In view of these considerations and having reviewed plaintiff's § 406(b) fee request in light of the remaining criteria set forth in Gisbrecht and Rodriquez, the Court finds that a fee of $15,050.00 is reasonable for the work plaintiff's counsel performed in this Court. To the extent the $3,885.00 EAJA fee has been paid to counsel, that fee must be refunded to plaintiff.
The Court therefore RECOMMENDS that plaintiff's § 406(b) motion for attorney fees be GRANTED and counsel be AWARDED attorney fees in the amount of $15,050.00 under 42 U.S.C. § 406(b)(1)(A).
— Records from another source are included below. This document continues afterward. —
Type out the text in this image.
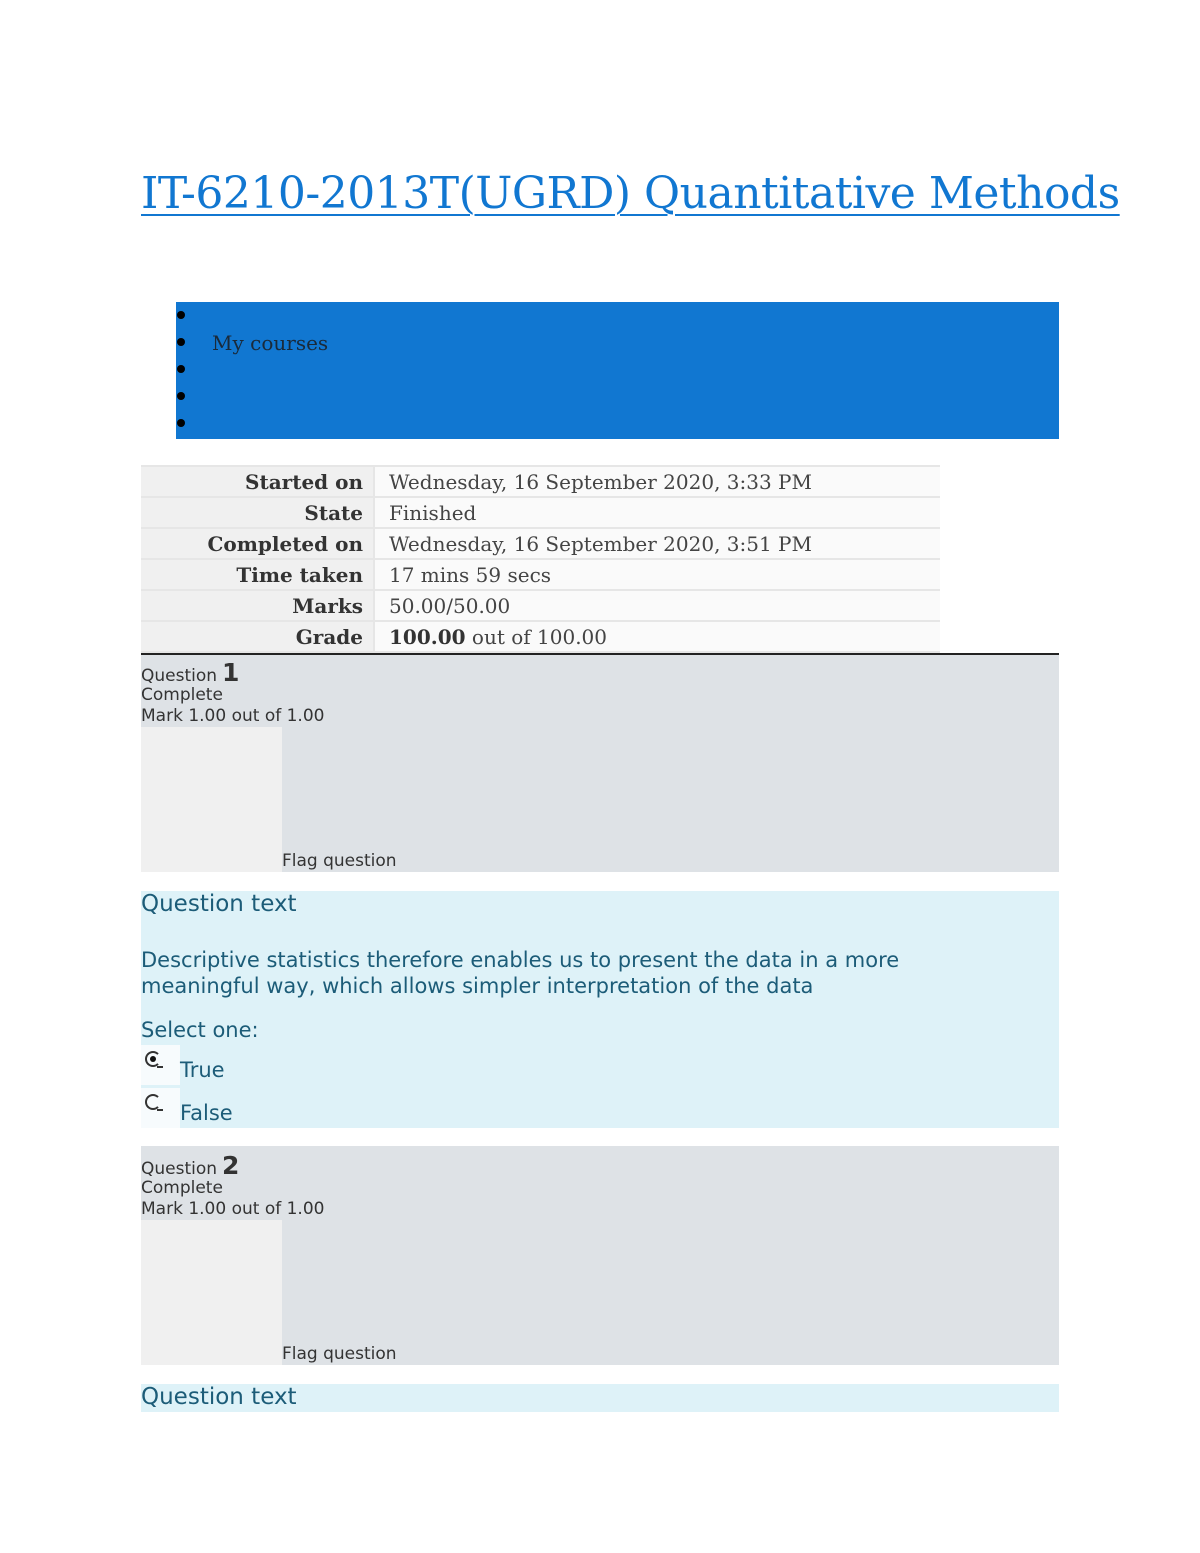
IT-6210-2013T(UGRD) Quantitative Methods
My courses
Started on	Wednesday, 16 September 2020, 3:33 PM
State	Finished
Completed on	Wednesday, 16 September 2020, 3:51 PM
Time taken	17 mins 59 secs
Marks	50.00/50.00
Grade	100.00 out of 100.00
Question 1
Complete
Mark 1.00 out of 1.00
Flag question
Question text
Descriptive statistics therefore enables us to present the data in a more meaningful way, which allows simpler interpretation of the data
Select one:
True
False
Question 2
Complete
Mark 1.00 out of 1.00
Flag question
Question text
Date: 10/28/19
/s/_________
Karen L. Litkovitz
United States Magistrate Judge
NOTICE
Pursuant to Fed. R. Civ. P. 72(b), WITHIN 14 DAYS after being served with a copy of the recommended disposition, a party may serve and file specific written objections to the proposed findings and recommendations. This period may be extended further by the Court on timely motion for an extension. Such objections shall specify the portions of the Report objected to and shall be accompanied by a memorandum of law in support of the objections. If the Report and Recommendation is based in whole or in part upon matters occurring on the record at an oral hearing, the objecting party shall promptly arrange for the transcription of the record, or such portions of it as all parties may agree upon, or the Magistrate Judge deems sufficient, unless the assigned District Judge otherwise directs. A party may respond to another party's objections WITHIN 14 DAYS after being served with a copy thereof. Failure to make objections in accordance with this procedure may forfeit rights on appeal. See Thomas v. Arn, 474 U.S. 140 (1985); United States v. Walters, 638 F.2d 947 (6th Cir. 1981).